Why so many different translations? Because scholars simply cannot fully agree with the work of other scholars. With so many versions available, which one is right for you?
First, it must be pointed out that no Bible translation is inspired. They were all put together by men.
The only perfect translation of Scripture is what God Himself actually revealed to the apostles and prophets.
As most Bible students know, the Old Testament was preserved primarily in Hebrew while the New Testament was preserved in Greek. But most people don’t know how to speak Hebrew and Greek. So how can we know God preserved His inspired words precisely the way He revealed them thousands of years ago? How can we know which original texts are most accurate? There are, after all, thousands of “original” texts from which we get our translations. We must go to God for the answer.
“What advantage then hath the Jew? or what profit is there of circumcision? Much every way: chiefly, because that unto them were committed the oracles of God” (Romans 3:1-2). God used the Jews to preserve the Old Testament. That is why it was originally inspired in Hebrew. Likewise, He used the Greeks to preserve the original writings of the New Testament.
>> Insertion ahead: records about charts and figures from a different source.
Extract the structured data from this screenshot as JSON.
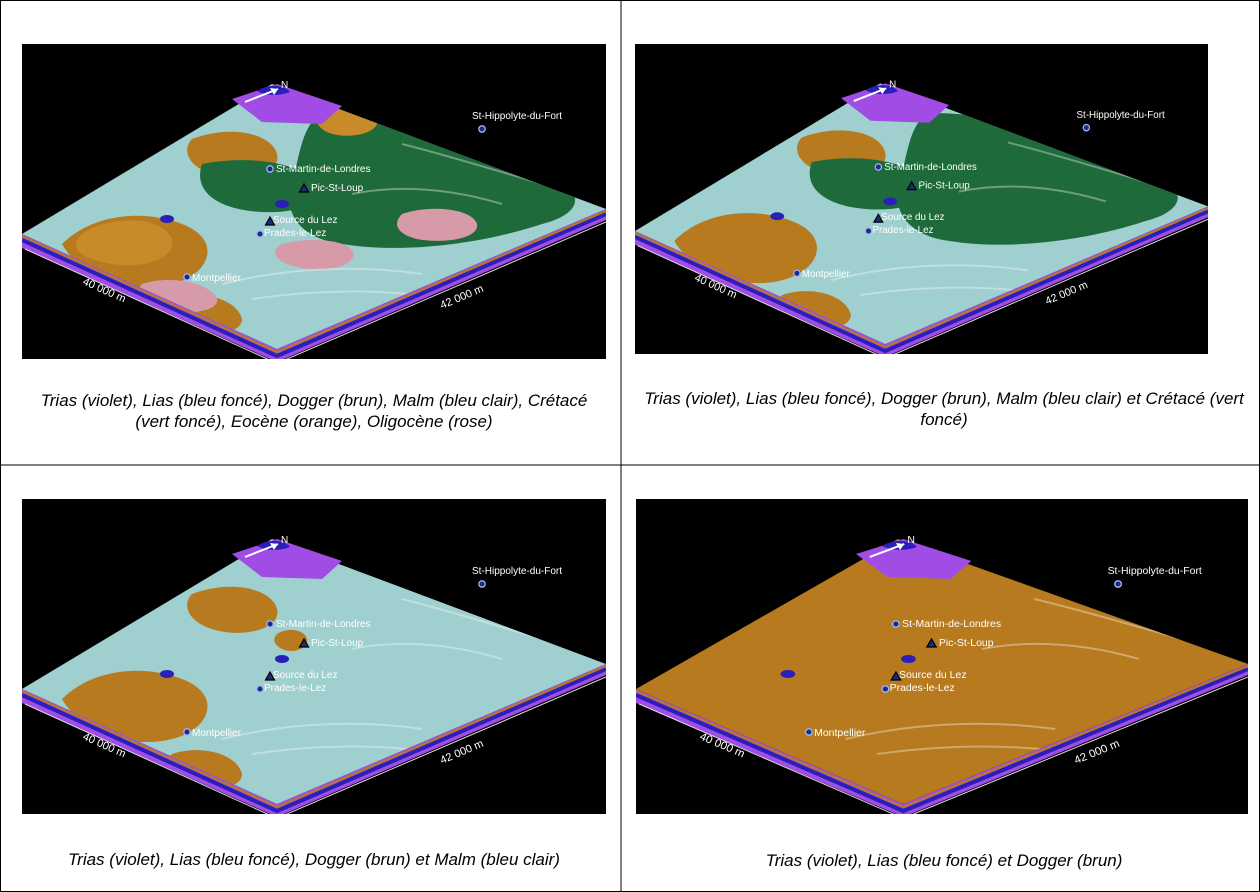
{
  "north_label": "N",
  "distance_left": "40 000 m",
  "distance_right": "42 000 m",
  "places": {
    "st_hippolyte": "St-Hippolyte-du-Fort",
    "st_martin": "St-Martin-de-Londres",
    "pic_st_loup": "Pic-St-Loup",
    "source_lez": "Source du Lez",
    "prades": "Prades-le-Lez",
    "montpellier": "Montpellier"
  },
  "colors": {
    "trias": "#a24ce6",
    "lias": "#2a1fb8",
    "dogger": "#b77a1f",
    "malm": "#9fcfcf",
    "cretace": "#1e6a3a",
    "eocene": "#c98a2a",
    "oligocene": "#d69aa8"
  },
  "panels": [
    {
      "caption": "Trias (violet), Lias (bleu foncé), Dogger (brun), Malm (bleu clair), Crétacé (vert foncé), Eocène (orange), Oligocène (rose)",
      "layers": [
        "trias",
        "lias",
        "dogger",
        "malm",
        "cretace",
        "eocene",
        "oligocene"
      ]
    },
    {
      "caption": "Trias (violet), Lias (bleu foncé), Dogger (brun), Malm (bleu clair) et Crétacé (vert foncé)",
      "layers": [
        "trias",
        "lias",
        "dogger",
        "malm",
        "cretace"
      ]
    },
    {
      "caption": "Trias (violet), Lias (bleu foncé), Dogger (brun) et Malm (bleu clair)",
      "layers": [
        "trias",
        "lias",
        "dogger",
        "malm"
      ]
    },
    {
      "caption": "Trias (violet), Lias (bleu foncé) et Dogger (brun)",
      "layers": [
        "trias",
        "lias",
        "dogger"
      ]
    }
  ]
}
In preserving these original writings, God saw to it that the Jews and Greeks rejected the spurious manuscripts that have surfaced down through the centuries.
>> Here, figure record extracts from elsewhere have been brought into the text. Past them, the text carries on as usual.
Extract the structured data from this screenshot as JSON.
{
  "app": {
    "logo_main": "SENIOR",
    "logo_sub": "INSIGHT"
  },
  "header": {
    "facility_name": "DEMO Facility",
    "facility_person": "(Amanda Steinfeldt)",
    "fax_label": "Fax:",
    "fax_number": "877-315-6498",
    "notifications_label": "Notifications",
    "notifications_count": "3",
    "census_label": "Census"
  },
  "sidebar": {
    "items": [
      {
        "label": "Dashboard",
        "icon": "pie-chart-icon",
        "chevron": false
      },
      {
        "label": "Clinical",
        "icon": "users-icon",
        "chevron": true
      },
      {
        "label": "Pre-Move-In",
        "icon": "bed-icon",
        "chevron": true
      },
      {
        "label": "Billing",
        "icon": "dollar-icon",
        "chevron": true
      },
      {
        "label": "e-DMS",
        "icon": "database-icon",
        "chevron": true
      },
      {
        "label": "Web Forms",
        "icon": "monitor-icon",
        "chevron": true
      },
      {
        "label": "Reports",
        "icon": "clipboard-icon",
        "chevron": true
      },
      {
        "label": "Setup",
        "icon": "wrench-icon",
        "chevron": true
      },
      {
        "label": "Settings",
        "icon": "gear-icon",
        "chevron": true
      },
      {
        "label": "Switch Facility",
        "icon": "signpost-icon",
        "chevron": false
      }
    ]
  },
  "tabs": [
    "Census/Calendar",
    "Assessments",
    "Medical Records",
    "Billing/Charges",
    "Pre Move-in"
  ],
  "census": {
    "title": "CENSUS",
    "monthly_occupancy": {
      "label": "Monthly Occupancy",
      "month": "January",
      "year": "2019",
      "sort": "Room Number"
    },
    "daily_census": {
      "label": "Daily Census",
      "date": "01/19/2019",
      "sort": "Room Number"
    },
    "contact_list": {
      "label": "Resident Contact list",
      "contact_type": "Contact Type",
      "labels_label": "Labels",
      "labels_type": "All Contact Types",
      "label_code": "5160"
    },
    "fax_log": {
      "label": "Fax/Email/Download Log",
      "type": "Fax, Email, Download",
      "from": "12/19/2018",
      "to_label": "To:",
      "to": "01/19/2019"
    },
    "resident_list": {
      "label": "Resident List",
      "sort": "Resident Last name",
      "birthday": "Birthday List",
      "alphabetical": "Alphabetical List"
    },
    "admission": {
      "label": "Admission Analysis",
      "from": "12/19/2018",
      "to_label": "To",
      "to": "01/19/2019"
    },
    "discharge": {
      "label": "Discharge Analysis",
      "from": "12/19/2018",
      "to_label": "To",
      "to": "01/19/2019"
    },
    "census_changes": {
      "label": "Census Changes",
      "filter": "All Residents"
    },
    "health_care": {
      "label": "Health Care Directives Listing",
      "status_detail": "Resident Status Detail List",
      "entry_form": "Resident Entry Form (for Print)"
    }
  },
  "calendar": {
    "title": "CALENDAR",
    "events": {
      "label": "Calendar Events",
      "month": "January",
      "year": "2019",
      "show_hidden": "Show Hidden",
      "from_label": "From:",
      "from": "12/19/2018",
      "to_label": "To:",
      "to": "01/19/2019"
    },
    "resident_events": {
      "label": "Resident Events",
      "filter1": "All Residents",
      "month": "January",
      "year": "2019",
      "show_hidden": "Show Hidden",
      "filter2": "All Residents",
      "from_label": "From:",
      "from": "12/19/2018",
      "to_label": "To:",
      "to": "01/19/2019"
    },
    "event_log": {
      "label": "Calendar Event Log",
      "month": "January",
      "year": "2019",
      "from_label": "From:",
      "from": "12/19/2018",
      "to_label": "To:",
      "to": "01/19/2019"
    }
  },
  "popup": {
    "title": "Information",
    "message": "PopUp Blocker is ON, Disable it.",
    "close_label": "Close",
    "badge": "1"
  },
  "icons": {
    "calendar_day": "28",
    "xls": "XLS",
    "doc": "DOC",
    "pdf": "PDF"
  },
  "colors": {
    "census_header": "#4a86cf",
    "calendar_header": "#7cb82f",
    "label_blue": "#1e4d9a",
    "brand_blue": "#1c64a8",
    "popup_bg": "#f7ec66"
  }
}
Based on a thorough study of today’s Bible translations and how closely they adhere to the early Hebrew and Greek manuscripts, Herbert W. Armstrong recommended the King James Version, translated in 1611. That is not to say the King James is a perfect translation. It is, however, approximately 99 percent accurate. The small percentage of error in this translation is primarily due to the lack of understanding of the original meaning of certain Hebrew and Greek words by the translators. Nevertheless, the King James translation comes from accurate Hebrew and Greek texts (the Masorah and the Majority Text), unlike many modern translations.
Mr. Armstrong recommended that other translations be used only to complement the King James. The King James Version was written almost 400 years ago. Over that span of time, the English language has changed somewhat. Some of the awkward and archaic phrases in the King James can be cleared up by checking a few modern translations. Mr. Armstrong often used the Revised Standard Version and Moffatt translation. But it is the King James Version that should be the standard by which these new translations are judged for accuracy.
Be especially careful with the New International Version and the New American Standard Version. In addition to those two translations, any Bible version with a “new” in its title is guaranteed to be a less accurate translation than the King James Version. The New King James Version is not nearly as full of errors as many other “new” translations. But it still is not nearly as good as the old King James Version.
Be very careful about which Bible you use for your primary study. The changes in the new translations can distort your understanding in many areas without you even realizing it. Used improperly, we can be deceitfully led in the wrong direction. If we use different translations properly, we can enhance and invigorate our Bible study!